WordPress website owners should be aware of a high severity Cross-Site Scripting (XSS) vulnerability identified in the Molongui Plugin. This security flaw poses significant risks to WordPress security, potentially enabling a malicious actor to inject harmful scripts into your website. These malicious scripts, including redirects, advertisements, and other HTML payloads, could be executed when visitors access the affected site. Immediate action is essential to the website from potential exploits.

The vulnerability was discovered and responsibly reported by LEE SE HYOUNG (hackintoanetwork), underlining the importance of vigilant security practices in the WordPress ecosystem.


This XSS vulnerability has been assigned a CVSS 3.1 score of 7.1, signifying its high severity and the substantial likelihood of exploitation.

Affected Versions:

At present, no patched version of the Molongui Plugin is available. Furthermore, there has been no response from the vendor regarding this vulnerability.

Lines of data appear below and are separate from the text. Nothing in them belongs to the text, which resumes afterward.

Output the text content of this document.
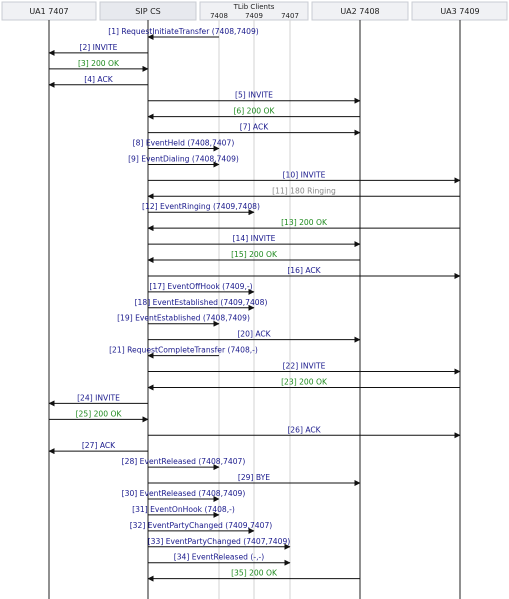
UA1 7407	SIP CS	TLib Clients
7408 7409	7407	UA2 7408	UA3 7409
[1] RequestInitiateTransfer (7408,7409)
[2] INVITE
[3] 200 OK
[4] ACK
[5] INVITE
[6] 200 OK
[7] ACK
[8] EventHeld (7408,7407)
[9] EventDialing (7408,7409)
[10] INVITE
[11] 180 Ringing
[12] EventRinging (7409,7408)
[13] 200 OK
[14] INVITE
[15] 200 OK
[16] ACK
[17] EventOffHook (7409,-)
[18] EventEstablished (7409,7408)
[19] EventEstablished (7408,7409)
[20] ACK
[21] RequestCompleteTransfer (7408,-)
[22] INVITE
[23] 200 OK
[24] INVITE
[25] 200 OK
[26] ACK
[27] ACK
[28] EventReleased (7408,7407)
[29] BYE
[30] EventReleased (7408,7409)
[31] EventOnHook (7408,-)
[32] EventPartyChanged (7409,7407)
[33] EventPartyChanged (7407,7409)
[34] EventReleased (-,-)
[35] 200 OK
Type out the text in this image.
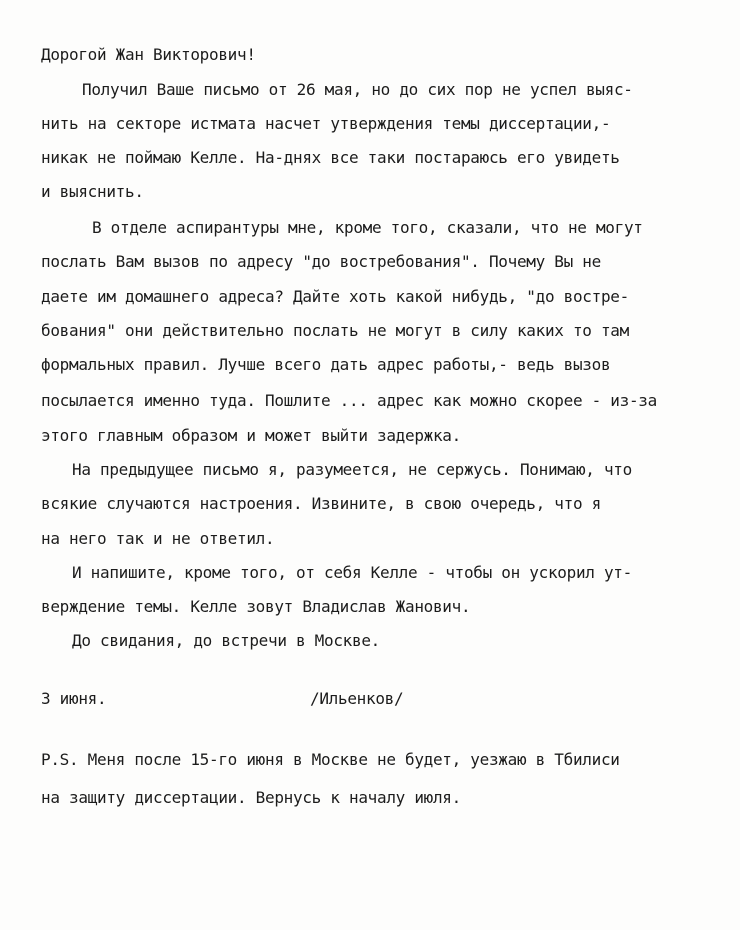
Дорогой Жан Викторович!
Получил Ваше письмо от 26 мая, но до сих пор не успел выяс-
нить на секторе истмата насчет утверждения темы диссертации,-
никак не поймаю Келле. На-днях все таки постараюсь его увидеть
и выяснить.
В отделе аспирантуры мне, кроме того, сказали, что не могут
послать Вам вызов по адресу "до востребования". Почему Вы не
даете им домашнего адреса? Дайте хоть какой нибудь, "до востре-
бования" они действительно послать не могут в силу каких то там
формальных правил. Лучше всего дать адрес работы,- ведь вызов
посылается именно туда. Пошлите ... адрес как можно скорее - из-за
этого главным образом и может выйти задержка.
На предыдущее письмо я, разумеется, не сержусь. Понимаю, что
всякие случаются настроения. Извините, в свою очередь, что я
на него так и не ответил.
И напишите, кроме того, от себя Келле - чтобы он ускорил ут-
верждение темы. Келле зовут Владислав Жанович.
До свидания, до встречи в Москве.
3 июня.	/Ильенков/
Р.S. Меня после 15-го июня в Москве не будет, уезжаю в Тбилиси
на защиту диссертации. Вернусь к началу июля.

Exploiting this XSS vulnerability empowers malicious actors to inject harmful scripts into your website, posing numerous risks, such as:

  • Unauthorized redirection of visitors to malicious websites.
  • Injection of unwanted advertisements, disrupting the user experience.
  • Execution of arbitrary scripts that may compromise user data or website functionality.


Given the high severity of this vulnerability and the absence of a patched version, immediate action is vital to protect the WordPress website:

  1. Temporary Deactivation: For the Molongui Plugin, consider temporarily deactivating it until a fix is released. This can mitigate the risk of potential exploitation.
  2. Monitor Updates: Keep a close eye on plugin updates. Once a patched version becomes available, promptly update the Molongui Plugin to ensure the website’s security.
  3. Alternative Plugins: Explore reputable alternative plugins for similar functionalities that actively receive updates and are maintained by trusted developers.
  4. Security Best Practices: Implement security best practices, such as strong passwords, regular backups, and two-factor authentication, to enhance your overall WordPress security.